When Taylor does have to deliver some dialogue, she manages to find the right tone to speak it. Another actress in the role might have felt that playing a now-beautiful woman would require being extremely proud and expressive, which I don't think would have been right. Taylor shows in her words that her character is happy, but one that still has some fears about her marriage and what might happen when she finally meets her husband. These doubts make her a more sympathetic and interesting person than someone who would be more brash and proud. I feel I should also point out that Taylor is not the only actor in Ash Wednesday who gives a good performance. Keith Baxter gives a sparkling performance as the fashion photographer who befriends Taylor.

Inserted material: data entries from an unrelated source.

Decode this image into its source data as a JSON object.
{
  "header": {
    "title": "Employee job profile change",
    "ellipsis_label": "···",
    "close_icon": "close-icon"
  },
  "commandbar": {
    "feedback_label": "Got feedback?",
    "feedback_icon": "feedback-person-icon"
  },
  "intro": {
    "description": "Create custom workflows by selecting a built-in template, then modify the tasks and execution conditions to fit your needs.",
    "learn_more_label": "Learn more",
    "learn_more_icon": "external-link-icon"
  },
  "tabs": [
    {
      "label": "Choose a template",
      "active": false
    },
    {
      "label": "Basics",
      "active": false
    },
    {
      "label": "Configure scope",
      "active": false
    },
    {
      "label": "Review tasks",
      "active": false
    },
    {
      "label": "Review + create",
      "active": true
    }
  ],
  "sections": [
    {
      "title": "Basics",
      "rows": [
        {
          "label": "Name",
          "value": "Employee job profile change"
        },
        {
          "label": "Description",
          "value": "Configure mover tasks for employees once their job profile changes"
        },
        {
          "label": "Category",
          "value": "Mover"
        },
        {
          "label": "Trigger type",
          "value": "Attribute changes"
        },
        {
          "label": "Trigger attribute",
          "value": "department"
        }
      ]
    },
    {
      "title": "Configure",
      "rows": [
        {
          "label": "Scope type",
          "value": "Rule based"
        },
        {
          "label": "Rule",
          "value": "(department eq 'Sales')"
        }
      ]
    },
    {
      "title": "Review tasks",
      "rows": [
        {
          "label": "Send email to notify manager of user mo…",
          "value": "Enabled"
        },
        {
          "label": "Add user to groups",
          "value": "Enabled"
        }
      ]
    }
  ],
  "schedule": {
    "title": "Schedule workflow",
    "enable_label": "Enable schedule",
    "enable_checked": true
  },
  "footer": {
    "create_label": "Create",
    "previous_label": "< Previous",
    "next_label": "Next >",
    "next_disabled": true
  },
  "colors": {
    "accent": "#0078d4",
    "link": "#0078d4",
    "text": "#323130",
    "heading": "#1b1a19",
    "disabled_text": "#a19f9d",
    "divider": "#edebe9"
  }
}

His playful acting gives his character intelligence, as well as giving a welcome sense of humor to an otherwise serious movie. Margaret Blye also does well in her somewhat small role as Taylor's visiting daughter. The role requires her to be someone who loves her mother, but someone who also has her own life now that she's an adult, and one who doesn't hold back the truth about the status of her mother's marriage. Blye's seriousness is the right note for this character. As for the other actors in the movie, I did have a couple of problems with them. It's not the fault of actor Helmut Berger (The Godfather: Part III), who plays the young man attracted to Taylor at the resort, that he's given so little to work with the screenplay; I don't think his character's name is even mentioned once in the movie, for one thing. And as for Henry Fonda, he only appears in the movie's last ten minutes, and the fact that his role is so small might explain why Fonda doesn't seem very interested in his surroundings or giving anything more than a pretty bland and unemotional performance.

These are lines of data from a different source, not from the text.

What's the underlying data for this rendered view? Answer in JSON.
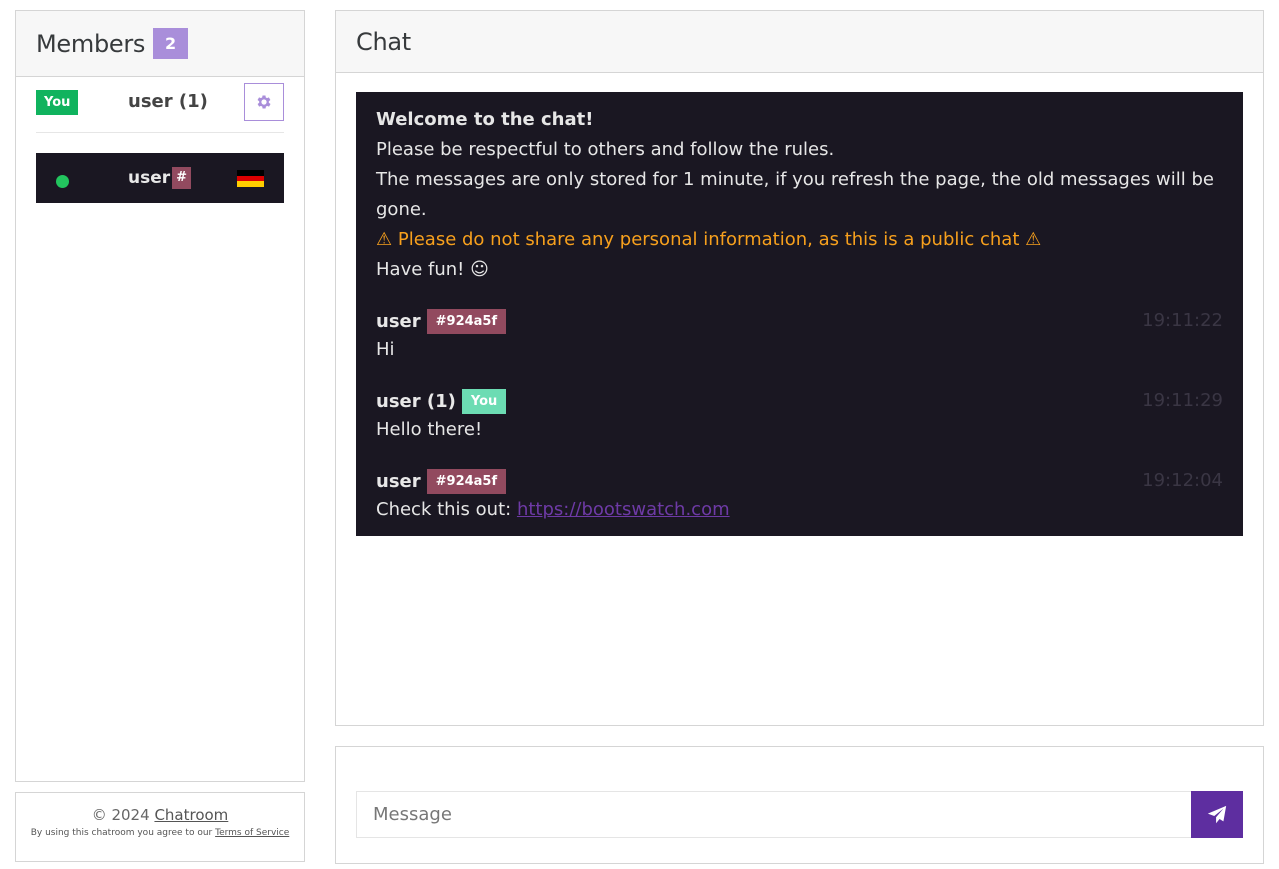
{
  "members": {
    "title": "Members",
    "count": "2",
    "self": {
      "badge": "You",
      "name": "user (1)"
    },
    "others": [
      {
        "name": "user",
        "hash": "#"
      }
    ]
  },
  "footer": {
    "copyright": "© 2024",
    "brand": "Chatroom",
    "agree_text": "By using this chatroom you agree to our",
    "tos": "Terms of Service"
  },
  "chat": {
    "title": "Chat",
    "welcome": {
      "title": "Welcome to the chat!",
      "line1": "Please be respectful to others and follow the rules.",
      "line2": "The messages are only stored for 1 minute, if you refresh the page, the old messages will be gone.",
      "warning": "⚠ Please do not share any personal information, as this is a public chat ⚠",
      "line3": "Have fun! ☺"
    },
    "messages": [
      {
        "user": "user",
        "tag": "#924a5f",
        "time": "19:11:22",
        "text": "Hi"
      },
      {
        "user": "user (1)",
        "tag": "You",
        "time": "19:11:29",
        "text": "Hello there!"
      },
      {
        "user": "user",
        "tag": "#924a5f",
        "time": "19:12:04",
        "text_prefix": "Check this out:",
        "link": "https://bootswatch.com"
      }
    ]
  },
  "composer": {
    "placeholder": "Message"
  },
  "colors": {
    "accent": "#a98eda",
    "send": "#5e2ea0",
    "chat_bg": "#1a1722",
    "hash_badge": "#924a5f",
    "you_badge_green": "#10b35e",
    "you_badge_teal": "#6cdcb3",
    "warning": "#f7a01d"
  },
  "icons": {
    "settings": "gear-icon",
    "send": "paper-plane-icon",
    "flag": "germany-flag-icon",
    "online": "online-dot-icon"
  }
}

I have several other complaints about the movie, complaints that I could spend some time discussing. There is the part of the movie where the plastic surgery is performed. Not only is it unnecessary of the movie to show us the surgery, the movie uses footage of real plastic surgery, which is somewhat gross to witness. (This footage may explain why the movie got an "R" rating at the time, despite the rest of the movie being barely PG-grade.) There is also the fact that the characters Baxter and Berger play eventually disappear and are pretty much forgotten about by the time the end credits start rolling. Maybe I could look over such flaws like those had the biggest problem I had with the movie wasn't there - and it's a BIG problem. What is the problem? Well, the biggest problem the movie has is that between the opening plastic surgery and Taylor meeting with her husband in the last ten minutes, pretty much nothing of consequence happens. When Taylor gets to the resort, for example, the movie shows her walking alone... then having dinner alone... then drinking a hot drink... then taking another walk... then going on a ski gondola... then sees people with other people... then eating a pastry... then calling her daughter... then going out to dinner.... then... must I go on? Most of Ash Wednesday is filled with scenes like those, scenes that don't have any point or consequence. After the surgery, the movie just makes us wait for those final ten minutes when Taylor and Fonda reunite, and we find out if this marriage can be saved. But by then, we the audience are so bored that we don't care one way or another what happens. Although Ash Wednesday isn't an actively bad movie, it's so utterly pointless that you'll likely be at the end as angry as if it were more carelessly made.